圧巻なのは、非日常世界であるサイレントヒルでの日常が、サイレンと共に非日常へと大きく転換していく映像表現・・迫り来る怖さを感情移入できないサイレントヒル住民と当事者感覚で共有してしまう演出力。
【サイレントヒルの世界設定】 現実世界(表)と対置されるサイレントヒル世界(裏)。更にサイレントヒル世界がその中での現実世界(表)と非日常世界(裏)とに分かれているという、二重構造の入れ子。(←この関係が分かるとエピローグでの謎めいたシーンの意味が分かりますが、分からなくても本作は楽しめます。)
【サイレントヒルの世界観】ジャンル的なSFxダークファンタジーという世界観、或いは雰囲気が醸し出す世界観といった捉え方でもいいと思いますが、突っ込んでいくと文化的背景としての「キリスト教的世界観」は、作品理解を深める上での重要な要素だと思います。
例えば、設定として神を想定した時の、神と裏ヒロインであるアレッサの関係。
【問】アレッサの復讐を神は許すのか? 更に復讐を全うすべく悪魔と契約したアレッサを神は赦すのか? 或いは逆に、許しを請えば復讐は赦されるのか、赦されるとしてどこまで赦されるのか? 或いは、そもそも神は関知しているのかいないのか?

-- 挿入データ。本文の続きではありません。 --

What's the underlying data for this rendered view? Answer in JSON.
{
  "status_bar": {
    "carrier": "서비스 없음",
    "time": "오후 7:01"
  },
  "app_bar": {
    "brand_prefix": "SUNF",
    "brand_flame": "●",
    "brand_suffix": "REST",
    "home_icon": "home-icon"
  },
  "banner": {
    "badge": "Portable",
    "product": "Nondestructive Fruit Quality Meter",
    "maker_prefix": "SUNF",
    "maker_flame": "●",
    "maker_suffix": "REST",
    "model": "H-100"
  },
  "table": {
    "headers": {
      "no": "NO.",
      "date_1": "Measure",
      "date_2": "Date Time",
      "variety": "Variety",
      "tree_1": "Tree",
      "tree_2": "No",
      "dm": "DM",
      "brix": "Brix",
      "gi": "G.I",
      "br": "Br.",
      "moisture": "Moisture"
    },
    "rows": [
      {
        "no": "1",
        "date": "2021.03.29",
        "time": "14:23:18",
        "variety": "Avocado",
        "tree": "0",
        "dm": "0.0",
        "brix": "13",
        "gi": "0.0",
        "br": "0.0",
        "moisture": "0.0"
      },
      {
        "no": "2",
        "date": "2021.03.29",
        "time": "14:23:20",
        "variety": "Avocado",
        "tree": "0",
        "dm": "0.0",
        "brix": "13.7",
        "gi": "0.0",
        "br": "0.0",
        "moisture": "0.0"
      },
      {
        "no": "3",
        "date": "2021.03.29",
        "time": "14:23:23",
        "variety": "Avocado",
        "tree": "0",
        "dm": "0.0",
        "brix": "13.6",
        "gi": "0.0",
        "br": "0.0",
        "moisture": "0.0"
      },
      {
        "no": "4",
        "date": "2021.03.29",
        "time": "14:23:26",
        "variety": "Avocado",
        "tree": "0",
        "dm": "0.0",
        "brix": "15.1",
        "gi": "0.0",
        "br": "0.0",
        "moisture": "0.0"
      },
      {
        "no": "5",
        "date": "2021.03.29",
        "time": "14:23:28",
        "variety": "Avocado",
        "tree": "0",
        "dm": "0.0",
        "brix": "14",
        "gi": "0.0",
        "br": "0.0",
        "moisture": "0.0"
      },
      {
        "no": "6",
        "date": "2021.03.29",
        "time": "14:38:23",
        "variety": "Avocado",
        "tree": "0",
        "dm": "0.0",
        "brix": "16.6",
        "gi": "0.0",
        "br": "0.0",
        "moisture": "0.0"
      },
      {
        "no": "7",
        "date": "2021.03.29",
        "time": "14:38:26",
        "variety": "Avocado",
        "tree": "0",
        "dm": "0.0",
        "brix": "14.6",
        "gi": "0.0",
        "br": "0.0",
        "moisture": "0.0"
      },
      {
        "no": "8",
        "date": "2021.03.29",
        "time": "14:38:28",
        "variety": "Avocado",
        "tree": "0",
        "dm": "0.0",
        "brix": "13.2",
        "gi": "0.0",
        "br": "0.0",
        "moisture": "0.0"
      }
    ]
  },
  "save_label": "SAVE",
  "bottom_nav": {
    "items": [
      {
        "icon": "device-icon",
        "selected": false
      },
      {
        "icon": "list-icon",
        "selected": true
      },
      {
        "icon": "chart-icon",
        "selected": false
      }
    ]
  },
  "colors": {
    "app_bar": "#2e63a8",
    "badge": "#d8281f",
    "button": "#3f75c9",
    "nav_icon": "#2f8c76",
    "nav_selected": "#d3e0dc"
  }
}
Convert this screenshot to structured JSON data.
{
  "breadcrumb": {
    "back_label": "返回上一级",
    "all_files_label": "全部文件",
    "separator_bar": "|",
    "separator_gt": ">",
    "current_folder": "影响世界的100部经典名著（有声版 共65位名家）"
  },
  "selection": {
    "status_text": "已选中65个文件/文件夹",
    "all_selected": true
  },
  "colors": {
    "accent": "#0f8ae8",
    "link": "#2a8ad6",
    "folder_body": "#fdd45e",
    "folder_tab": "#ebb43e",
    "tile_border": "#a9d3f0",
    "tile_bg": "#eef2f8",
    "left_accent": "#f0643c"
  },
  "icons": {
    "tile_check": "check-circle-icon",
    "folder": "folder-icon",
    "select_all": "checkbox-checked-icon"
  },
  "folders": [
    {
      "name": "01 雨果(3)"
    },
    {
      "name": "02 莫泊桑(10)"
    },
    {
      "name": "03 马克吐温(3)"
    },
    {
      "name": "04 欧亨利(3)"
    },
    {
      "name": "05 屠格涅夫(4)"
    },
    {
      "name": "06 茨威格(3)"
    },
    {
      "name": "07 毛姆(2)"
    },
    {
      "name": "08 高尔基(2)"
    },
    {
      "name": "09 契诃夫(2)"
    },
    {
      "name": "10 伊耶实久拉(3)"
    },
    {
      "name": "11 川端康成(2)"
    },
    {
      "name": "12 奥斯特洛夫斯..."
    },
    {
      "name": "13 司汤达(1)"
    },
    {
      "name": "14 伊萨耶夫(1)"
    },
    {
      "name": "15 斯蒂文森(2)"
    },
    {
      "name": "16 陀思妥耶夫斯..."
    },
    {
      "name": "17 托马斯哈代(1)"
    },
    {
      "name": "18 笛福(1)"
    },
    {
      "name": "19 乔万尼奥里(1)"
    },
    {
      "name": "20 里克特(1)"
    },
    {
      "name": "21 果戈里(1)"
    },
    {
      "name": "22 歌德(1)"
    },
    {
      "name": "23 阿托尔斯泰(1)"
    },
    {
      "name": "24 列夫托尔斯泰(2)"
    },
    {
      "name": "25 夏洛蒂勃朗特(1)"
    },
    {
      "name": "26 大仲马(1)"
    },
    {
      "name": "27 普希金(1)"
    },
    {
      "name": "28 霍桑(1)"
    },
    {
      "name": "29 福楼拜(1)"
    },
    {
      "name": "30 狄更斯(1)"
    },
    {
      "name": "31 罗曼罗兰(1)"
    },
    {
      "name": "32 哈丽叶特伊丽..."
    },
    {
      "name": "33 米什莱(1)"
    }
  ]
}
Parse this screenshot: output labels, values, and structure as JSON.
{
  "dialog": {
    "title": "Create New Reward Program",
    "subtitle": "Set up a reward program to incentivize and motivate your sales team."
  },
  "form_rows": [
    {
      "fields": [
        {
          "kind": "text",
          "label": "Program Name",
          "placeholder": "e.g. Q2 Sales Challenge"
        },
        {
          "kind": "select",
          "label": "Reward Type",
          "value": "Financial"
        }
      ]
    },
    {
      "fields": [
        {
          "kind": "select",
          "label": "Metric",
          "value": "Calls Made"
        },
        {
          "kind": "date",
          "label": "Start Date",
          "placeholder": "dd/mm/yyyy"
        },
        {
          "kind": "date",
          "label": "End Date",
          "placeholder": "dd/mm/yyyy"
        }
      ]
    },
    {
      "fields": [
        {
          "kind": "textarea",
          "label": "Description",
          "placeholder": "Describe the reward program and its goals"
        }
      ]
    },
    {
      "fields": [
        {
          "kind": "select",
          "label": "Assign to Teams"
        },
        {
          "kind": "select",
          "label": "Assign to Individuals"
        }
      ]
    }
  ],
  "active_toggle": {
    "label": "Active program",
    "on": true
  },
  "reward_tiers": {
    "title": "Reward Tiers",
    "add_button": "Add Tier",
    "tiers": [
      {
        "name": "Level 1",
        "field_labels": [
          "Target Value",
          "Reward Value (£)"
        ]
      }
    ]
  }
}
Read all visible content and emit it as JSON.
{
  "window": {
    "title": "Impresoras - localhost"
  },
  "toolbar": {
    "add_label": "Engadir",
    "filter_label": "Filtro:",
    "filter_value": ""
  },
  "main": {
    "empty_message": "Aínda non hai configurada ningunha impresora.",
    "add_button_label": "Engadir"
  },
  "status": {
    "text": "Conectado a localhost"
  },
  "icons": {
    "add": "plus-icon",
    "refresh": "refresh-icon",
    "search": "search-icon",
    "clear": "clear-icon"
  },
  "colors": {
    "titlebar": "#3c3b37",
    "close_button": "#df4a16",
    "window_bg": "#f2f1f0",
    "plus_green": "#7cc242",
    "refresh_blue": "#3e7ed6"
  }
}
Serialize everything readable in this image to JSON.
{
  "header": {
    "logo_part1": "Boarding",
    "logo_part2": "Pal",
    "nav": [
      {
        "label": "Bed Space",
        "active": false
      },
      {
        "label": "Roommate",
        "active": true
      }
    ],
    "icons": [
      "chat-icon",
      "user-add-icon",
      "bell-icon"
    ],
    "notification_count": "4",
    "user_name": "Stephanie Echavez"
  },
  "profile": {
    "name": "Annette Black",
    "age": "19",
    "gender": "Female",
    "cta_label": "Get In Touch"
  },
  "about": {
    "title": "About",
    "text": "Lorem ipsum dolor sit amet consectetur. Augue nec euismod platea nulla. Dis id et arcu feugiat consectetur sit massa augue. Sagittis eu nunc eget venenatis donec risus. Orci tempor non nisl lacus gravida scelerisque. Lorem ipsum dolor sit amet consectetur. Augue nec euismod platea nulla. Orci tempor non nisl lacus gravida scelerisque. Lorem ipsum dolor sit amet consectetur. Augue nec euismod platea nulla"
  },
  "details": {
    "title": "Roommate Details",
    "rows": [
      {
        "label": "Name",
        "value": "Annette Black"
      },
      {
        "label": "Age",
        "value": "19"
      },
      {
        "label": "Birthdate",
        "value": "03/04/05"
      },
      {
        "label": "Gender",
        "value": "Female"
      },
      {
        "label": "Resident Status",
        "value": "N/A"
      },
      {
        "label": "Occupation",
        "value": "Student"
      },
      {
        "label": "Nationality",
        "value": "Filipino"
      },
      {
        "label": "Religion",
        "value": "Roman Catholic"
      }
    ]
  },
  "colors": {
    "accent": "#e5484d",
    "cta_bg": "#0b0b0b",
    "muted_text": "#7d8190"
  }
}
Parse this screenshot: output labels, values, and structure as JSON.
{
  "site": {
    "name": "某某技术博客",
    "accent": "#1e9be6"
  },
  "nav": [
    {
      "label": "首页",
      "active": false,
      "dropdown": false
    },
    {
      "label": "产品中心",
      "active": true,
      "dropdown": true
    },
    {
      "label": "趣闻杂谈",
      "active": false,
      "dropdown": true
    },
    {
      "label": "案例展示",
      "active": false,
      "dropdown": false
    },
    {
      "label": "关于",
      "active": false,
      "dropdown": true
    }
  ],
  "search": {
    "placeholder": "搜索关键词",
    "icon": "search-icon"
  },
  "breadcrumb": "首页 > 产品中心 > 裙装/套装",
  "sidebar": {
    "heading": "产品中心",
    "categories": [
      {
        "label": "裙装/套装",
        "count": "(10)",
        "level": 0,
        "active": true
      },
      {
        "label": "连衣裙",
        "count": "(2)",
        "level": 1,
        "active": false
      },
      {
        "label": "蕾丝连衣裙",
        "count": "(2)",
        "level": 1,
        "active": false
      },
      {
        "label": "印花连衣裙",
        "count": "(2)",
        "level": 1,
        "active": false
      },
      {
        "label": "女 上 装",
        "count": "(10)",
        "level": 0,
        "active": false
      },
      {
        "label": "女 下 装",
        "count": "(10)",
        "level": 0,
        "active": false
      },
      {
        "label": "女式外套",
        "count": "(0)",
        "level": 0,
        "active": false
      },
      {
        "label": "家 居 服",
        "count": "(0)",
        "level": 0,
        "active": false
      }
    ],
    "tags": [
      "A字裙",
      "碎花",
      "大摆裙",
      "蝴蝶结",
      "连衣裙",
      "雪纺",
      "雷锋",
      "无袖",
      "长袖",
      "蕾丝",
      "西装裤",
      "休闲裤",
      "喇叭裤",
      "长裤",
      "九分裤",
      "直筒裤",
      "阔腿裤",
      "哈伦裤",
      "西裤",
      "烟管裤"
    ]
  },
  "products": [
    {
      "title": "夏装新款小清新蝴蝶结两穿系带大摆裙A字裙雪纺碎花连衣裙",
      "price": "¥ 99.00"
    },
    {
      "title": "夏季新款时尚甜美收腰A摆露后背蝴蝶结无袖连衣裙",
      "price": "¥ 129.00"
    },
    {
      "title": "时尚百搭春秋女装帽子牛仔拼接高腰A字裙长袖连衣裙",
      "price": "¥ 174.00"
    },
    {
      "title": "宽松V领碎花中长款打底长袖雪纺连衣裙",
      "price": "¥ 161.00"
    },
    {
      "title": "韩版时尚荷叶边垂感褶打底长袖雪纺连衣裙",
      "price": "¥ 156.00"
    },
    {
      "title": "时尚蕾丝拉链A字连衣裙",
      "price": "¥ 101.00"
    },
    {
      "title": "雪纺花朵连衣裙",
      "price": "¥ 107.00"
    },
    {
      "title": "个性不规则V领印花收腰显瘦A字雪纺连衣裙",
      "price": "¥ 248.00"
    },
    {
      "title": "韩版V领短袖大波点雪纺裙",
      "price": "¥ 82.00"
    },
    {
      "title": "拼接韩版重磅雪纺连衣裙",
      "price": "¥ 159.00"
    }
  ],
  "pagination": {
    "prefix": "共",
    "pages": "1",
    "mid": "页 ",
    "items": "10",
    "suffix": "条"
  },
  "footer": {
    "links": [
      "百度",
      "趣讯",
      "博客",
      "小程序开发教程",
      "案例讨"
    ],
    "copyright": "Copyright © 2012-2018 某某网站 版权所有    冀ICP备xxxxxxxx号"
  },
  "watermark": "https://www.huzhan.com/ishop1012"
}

【答】本作では神は関知しない形でアレッサの復讐を赦しますが、同時にアレッサには世界の暗黙のルール(摂理)という形で、願望の実現に対して代償が課せられます。
・・・
【補足1)】
・ ファンタジー設定では悪魔はよく契約に代償を求めますが、歴史的・文化的にリアルな設定として、ヒトは神と既に契約を結んでいるわけです。(←再認識を要する、文化的差異の箇所)
【補足2)】
・ 「果てしなきスカーレット」で《復讐と赦し》、「まどか⭐︎マギカ」で《願望と代償》がテーマ的に取り上げられていますが、キリスト教の教理が整備・確立された時代の「神曲」をモチーフとしている以上、きちんと練られた作品であれば、テーマへの言及や参照は避けらないところです。
・ 本作はホラー系エンターテイメントとして十分な出来を示していますが、「果てスカ」や「まどマギ」をテーマ的に10〜20年先取りしています。